Beim Thema Klebstoff denkt man schnell an verklebte Finger, die man sich bei Bastelarbeiten in der Kindheit geholt hat. Klebstoffe werden heute aber nicht nur im Hobby-Bereich benutzt, sondern auch in vielen Bereichen der industriellen Produktion. Denn Kleben hat sich zu einem der wichtigsten Fügeverfahren entwickelt. Auch in der Medizin sind Klebstoffe heute von Bedeutung. Das Bundesministerium für Ernährung und Landwirtschaft BMEL will jetzt FuE-Projekte zu Klebstoffen auf Basis nachwachsender Rohstoffe fördern. Klebstoffe aus nachwachsenden Rohstoffen sind Ihr Thema? Dann beantragen Sie mit PNO diese Förderung für Ihr Projekt.

biobasierte klebstoffe
  • Förderung von Forschung und Entwicklung zu biobasierten Klebstoffen.
  • Verbundprojekte mit Unternehmensbeteiligung werden bevorzugt.
  • Achtung Fristverlängerung: Antragstellung bis zum 31.07.20.

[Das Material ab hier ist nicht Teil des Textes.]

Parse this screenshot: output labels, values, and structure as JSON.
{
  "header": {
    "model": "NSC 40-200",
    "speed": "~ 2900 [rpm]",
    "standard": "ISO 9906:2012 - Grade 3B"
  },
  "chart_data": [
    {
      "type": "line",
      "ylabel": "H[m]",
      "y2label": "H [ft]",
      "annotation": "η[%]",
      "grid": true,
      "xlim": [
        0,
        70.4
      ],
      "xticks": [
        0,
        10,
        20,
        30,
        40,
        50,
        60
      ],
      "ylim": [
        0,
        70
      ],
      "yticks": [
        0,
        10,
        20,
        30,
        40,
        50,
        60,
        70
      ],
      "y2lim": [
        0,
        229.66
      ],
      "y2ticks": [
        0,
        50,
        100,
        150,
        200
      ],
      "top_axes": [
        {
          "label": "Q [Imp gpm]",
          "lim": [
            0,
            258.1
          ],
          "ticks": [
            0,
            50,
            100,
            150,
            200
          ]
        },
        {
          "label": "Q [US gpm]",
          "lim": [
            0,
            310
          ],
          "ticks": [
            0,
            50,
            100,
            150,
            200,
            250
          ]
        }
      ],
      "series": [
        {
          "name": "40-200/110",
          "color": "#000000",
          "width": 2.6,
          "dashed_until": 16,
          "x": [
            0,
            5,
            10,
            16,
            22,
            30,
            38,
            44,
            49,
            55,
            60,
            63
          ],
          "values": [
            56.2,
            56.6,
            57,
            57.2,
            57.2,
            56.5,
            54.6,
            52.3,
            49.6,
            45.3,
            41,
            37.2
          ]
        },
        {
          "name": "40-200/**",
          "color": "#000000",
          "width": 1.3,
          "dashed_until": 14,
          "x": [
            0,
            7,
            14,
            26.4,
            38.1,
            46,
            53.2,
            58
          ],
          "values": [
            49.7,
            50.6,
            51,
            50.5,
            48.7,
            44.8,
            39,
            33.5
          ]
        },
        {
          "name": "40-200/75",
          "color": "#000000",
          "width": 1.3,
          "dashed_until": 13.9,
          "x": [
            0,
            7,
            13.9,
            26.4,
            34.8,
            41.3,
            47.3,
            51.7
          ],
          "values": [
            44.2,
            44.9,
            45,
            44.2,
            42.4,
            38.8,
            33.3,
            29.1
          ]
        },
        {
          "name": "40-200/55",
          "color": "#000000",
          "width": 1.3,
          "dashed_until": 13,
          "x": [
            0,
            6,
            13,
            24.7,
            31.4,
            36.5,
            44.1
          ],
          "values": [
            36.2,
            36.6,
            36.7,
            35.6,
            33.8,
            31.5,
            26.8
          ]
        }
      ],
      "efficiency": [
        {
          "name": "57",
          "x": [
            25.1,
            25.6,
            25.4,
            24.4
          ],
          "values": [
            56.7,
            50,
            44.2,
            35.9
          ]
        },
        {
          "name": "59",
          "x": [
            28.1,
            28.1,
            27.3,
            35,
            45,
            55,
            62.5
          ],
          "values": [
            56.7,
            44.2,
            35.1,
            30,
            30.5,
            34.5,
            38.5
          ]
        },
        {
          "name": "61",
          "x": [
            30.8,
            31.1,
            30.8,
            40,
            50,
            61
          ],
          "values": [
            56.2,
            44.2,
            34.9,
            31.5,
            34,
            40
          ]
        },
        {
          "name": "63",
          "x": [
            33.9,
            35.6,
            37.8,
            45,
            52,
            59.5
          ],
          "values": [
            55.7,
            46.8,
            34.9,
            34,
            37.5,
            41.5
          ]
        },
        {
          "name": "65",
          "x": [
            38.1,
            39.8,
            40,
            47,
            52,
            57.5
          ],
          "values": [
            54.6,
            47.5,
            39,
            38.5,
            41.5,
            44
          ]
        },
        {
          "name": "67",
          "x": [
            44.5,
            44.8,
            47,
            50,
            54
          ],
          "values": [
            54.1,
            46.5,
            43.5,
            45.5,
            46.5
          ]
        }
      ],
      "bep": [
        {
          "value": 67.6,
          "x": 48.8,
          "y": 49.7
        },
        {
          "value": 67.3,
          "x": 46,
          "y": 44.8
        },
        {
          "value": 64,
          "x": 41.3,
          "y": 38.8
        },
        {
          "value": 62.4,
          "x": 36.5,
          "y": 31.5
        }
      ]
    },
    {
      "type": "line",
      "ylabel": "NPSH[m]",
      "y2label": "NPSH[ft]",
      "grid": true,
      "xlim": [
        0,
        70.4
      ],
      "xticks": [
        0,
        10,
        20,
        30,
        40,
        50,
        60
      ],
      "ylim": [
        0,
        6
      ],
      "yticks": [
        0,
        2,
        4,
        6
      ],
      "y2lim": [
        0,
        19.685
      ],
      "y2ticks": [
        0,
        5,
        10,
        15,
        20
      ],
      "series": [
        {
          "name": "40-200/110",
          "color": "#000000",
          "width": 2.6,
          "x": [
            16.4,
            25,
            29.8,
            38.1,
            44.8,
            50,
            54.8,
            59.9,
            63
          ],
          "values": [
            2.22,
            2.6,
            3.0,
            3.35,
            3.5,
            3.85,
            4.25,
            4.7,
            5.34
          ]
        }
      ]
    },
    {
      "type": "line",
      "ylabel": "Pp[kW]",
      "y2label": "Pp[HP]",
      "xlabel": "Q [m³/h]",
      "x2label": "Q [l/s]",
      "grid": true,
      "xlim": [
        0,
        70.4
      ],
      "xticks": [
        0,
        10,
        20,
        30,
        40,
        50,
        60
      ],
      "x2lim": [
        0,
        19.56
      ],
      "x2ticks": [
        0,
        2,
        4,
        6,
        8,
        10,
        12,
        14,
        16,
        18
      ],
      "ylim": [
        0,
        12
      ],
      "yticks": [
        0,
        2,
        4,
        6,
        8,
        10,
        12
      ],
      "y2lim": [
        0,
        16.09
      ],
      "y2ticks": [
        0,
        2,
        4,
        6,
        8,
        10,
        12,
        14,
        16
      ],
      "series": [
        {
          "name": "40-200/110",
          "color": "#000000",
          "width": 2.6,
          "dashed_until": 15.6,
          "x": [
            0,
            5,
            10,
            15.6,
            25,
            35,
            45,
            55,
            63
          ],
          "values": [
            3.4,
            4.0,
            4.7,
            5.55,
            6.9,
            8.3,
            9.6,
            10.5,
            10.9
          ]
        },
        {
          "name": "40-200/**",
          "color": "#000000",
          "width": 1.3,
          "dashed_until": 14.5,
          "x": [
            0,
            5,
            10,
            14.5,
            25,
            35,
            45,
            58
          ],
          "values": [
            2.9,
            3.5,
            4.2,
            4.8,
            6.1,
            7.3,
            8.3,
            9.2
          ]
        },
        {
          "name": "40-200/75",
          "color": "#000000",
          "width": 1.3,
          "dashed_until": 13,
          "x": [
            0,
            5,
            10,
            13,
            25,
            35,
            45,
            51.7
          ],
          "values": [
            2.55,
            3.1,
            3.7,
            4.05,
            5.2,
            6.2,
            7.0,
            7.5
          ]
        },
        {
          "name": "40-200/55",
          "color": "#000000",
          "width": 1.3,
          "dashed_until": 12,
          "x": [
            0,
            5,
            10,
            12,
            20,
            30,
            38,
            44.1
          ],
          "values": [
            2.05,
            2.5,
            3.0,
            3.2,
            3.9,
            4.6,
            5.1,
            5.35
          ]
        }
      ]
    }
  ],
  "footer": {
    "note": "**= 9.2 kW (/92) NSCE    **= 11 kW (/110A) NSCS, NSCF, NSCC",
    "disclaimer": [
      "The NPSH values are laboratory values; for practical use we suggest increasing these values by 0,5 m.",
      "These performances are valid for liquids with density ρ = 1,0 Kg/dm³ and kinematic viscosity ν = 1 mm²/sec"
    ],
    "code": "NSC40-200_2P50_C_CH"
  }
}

Laut Industrieverband Klebstoffe e.V. werden in Deutschland jährlich 1,5 Mio. Tonnen Klebstoffe sowie 1 Mrd. Quadratmeter Klebebänder und -folien produziert (externer Link). Ebenfalls vom Klebstoffverband stammt die Einschätzung, dass 15% Prozent der eingesetzten Klebstoffe aus nachwachsenden Rohstoffen (externer Link) hergestellt werden. Das heißt, dass bei Klebstoffen in Sachen Bioökonomie noch ordentlich „Luft nach oben“ ist.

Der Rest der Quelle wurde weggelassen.